Apply a thin layer of Vaseline after washing once daily and cover with a non-stick bandage. You can also use other petroleum or dimethicone products, said Dr. Ploch, but avoid using lotions or other topical OTC medications that contain fragrance as this could be irritating to the skin. Aim for plain, non-irritating products for sensitive skin.

Stick to Loose, Cotton Clothes

While your skin heals, it can feel extremely uncomfortable, and even painful. Loose cotton clothing may help with easing this discomfort, says the American Academy of Dermatology Association (AAD).

To fight itch, "wear loose fitting clothes with soft natural fibers such as cotton or linen," said Dr. Strowd. "These will be more comfortable than tight synthetic fabrics or wool clothing garments."

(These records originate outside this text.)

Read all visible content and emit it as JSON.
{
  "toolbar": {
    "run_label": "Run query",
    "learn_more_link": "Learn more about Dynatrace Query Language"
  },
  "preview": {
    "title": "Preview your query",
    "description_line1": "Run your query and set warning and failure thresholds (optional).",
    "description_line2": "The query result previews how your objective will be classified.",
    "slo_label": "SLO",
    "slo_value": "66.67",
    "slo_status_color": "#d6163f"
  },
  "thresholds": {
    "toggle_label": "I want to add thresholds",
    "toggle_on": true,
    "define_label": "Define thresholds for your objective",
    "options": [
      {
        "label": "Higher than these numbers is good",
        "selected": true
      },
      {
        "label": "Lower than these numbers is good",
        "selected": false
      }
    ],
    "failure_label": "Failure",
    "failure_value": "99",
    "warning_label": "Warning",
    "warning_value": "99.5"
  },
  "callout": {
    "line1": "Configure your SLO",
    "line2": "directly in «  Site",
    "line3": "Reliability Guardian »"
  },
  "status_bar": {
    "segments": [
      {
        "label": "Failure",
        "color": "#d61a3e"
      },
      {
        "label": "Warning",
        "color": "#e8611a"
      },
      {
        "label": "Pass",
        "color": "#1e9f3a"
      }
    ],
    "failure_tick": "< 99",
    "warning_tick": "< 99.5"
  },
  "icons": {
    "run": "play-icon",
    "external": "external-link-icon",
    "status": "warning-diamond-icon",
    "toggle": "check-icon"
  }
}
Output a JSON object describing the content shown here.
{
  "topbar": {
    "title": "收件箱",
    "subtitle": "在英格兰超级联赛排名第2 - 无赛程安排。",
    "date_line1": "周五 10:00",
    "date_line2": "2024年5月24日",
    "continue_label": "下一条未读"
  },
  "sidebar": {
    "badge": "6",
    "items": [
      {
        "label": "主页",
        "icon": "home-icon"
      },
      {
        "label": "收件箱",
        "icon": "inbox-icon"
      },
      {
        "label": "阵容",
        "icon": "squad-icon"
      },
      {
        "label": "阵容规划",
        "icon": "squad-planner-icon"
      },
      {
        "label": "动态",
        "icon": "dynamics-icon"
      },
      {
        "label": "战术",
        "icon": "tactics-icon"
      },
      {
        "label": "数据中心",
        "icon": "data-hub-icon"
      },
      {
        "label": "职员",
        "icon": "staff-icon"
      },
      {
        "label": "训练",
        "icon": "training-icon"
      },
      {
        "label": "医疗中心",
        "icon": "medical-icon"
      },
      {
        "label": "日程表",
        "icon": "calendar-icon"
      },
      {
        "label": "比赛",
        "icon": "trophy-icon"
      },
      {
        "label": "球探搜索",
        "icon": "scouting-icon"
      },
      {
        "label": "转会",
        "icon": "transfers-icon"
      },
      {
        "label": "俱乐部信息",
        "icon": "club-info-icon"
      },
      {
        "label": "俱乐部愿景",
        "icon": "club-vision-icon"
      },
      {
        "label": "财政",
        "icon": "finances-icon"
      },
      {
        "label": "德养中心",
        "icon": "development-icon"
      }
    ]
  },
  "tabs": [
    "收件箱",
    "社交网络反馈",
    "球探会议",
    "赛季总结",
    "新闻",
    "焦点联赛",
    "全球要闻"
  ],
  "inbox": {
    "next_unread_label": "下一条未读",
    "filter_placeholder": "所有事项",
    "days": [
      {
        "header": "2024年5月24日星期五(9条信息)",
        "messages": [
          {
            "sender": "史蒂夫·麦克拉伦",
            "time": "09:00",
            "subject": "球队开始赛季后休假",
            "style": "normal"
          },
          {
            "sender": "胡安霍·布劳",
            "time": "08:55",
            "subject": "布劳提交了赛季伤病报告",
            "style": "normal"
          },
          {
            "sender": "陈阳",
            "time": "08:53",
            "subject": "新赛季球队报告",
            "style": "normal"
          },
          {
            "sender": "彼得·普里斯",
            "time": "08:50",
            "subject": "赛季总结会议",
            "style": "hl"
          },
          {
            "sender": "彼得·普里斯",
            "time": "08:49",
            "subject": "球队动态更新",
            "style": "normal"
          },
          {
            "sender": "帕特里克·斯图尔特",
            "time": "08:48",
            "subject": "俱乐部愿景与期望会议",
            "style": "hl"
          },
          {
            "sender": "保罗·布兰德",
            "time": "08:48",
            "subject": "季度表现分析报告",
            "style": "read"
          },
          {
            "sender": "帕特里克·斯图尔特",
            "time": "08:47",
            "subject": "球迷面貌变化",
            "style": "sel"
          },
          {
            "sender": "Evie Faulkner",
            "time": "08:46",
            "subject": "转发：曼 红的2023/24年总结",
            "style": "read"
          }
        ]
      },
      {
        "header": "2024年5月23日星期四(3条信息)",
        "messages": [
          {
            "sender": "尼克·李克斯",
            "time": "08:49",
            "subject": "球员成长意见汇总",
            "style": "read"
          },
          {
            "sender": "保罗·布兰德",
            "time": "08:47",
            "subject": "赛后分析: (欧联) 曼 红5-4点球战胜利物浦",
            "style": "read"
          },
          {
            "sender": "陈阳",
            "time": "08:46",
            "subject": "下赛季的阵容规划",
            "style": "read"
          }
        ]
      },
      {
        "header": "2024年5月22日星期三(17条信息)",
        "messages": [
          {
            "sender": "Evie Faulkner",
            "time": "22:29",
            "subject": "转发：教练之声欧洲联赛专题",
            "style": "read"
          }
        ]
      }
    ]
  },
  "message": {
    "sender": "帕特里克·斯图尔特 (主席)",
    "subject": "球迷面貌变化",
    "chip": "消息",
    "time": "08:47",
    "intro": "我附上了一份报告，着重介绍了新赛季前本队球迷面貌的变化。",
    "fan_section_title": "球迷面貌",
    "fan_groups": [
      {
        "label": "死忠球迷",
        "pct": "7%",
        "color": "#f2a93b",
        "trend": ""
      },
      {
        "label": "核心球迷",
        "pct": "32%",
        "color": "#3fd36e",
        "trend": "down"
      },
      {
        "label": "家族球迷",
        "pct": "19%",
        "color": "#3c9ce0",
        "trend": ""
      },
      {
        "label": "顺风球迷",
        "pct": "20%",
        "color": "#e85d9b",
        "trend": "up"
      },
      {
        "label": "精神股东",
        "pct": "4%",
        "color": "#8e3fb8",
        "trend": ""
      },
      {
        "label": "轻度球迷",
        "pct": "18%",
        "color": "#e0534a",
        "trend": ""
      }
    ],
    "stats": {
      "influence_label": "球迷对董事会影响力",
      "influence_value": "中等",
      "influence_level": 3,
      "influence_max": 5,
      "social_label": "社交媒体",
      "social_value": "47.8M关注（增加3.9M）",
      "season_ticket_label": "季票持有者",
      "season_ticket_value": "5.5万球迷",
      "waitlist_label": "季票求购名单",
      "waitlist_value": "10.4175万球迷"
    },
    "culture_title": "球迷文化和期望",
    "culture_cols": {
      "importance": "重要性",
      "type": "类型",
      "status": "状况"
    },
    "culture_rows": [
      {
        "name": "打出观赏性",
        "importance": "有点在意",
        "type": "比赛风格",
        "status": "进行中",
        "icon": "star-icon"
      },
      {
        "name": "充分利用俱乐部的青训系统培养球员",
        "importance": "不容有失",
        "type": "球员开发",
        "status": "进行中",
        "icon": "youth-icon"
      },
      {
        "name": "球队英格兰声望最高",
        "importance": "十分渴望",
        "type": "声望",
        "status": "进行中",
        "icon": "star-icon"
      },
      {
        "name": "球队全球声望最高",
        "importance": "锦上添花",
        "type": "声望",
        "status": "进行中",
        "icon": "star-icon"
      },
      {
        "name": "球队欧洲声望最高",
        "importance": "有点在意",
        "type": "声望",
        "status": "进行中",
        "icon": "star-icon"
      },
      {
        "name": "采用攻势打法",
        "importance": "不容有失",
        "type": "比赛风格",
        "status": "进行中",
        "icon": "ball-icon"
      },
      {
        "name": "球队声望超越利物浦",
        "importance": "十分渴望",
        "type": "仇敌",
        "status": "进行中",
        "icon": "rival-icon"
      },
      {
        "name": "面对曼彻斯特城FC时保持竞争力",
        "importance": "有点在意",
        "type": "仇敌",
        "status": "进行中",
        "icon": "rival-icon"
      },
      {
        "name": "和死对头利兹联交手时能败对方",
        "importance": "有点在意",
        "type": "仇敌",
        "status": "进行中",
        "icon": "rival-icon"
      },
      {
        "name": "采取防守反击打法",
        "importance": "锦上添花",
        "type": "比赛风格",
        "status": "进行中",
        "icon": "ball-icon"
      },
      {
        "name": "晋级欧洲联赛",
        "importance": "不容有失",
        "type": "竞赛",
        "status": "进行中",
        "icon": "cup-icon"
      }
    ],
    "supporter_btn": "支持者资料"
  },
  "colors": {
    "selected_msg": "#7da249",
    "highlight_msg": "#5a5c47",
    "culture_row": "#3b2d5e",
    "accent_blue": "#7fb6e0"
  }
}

In addition, covering with cotton clothing will help you to avoid infecting others, who could get chickenpox and later shingles. Until the shingles rash clears, you are contagious, says the AAD. That's why dermatologists recommend that you cover the rash to help prevent contagion.

Oatmeal or Baking Soda Baths

You'll want to care for your uncomfortable skin safely and effectively while it heals, according to the AAD. Soaking in oatmeal or baking soda baths can soothe your skin with a shingles rash.

These can provide temporary relief for itching and can be soothing, said Dr. Strowd. Look for colloidal (or ground) oatmeal to add to cool bath water, or add baking soda. Both can help calm itching and are gentle on the skin.

Colloidal oatmeal is made by grinding oat grain, or Avena sativa, into a fine powder. It softens or soothes the skin because it contains fats, proteins, vitamins, minerals, and other nutrients. You'll find colloidal oatmeal at many places that sell health and beauty products, according to the AAD.

Calamine Lotion

Calamine lotion is a topical pink lotion you can use to treat mild itchiness, pain, and discomfort of the skin. The over-the-counter (OTC) medicine can also be used to dry out oozing skin irritations and protect your skin, according to the Cleveland Clinic.

The American Academy of Dermatology recommends calamine lotion for shingles relief. It's gentle and can help keep itching to a minimum.

You can apply the lotion directly to your rash to get relief from the symptoms of this condition. Remember to wait to apply until your blisters have scabbed over, said Dr. Ploch.

Medical Treatments

A healthcare professional may prescribe oral anti-viral medication, which you'll take for seven to 10 days, said Lindsay C. Strowd, MD, assistant professor of dermatology at Wake Forest Baptist Health. They might also prescribe oral or topical meds to help with the pain.

While shingles isn't super contagious to your average, healthy person, it can pose a risk if you're pregnant and have never had chickenpox or the vaccine, are an older adult, or have a compromised immune system. Try to avoid contact with these vulnerable groups until your rash has scabbed over (it's usually spread through the blister fluid) and keep it covered with a bandage, said Dr. Strowd.

Vaccine for Shingles

There is a vaccine called Shingrix that is available to prevent shingles. It's recommended by the Centers for Disease Control and Prevention (CDC) for healthy adults over age 50. Shingrix is also recommended for adults 19 years and older who have weakened immune systems because of disease or medical therapy like steroids or chemotherapy.

Two doses separated by two to six months are required. The vaccine is over 90% effective.

Summary

Although most cases of shingles don't last longer than seven to ten days, shingles can be a very painful condition. If you think you have the symptoms of shingles, see a healthcare provider right away. These home remedies can also ease your discomfort and help end symptoms earlier.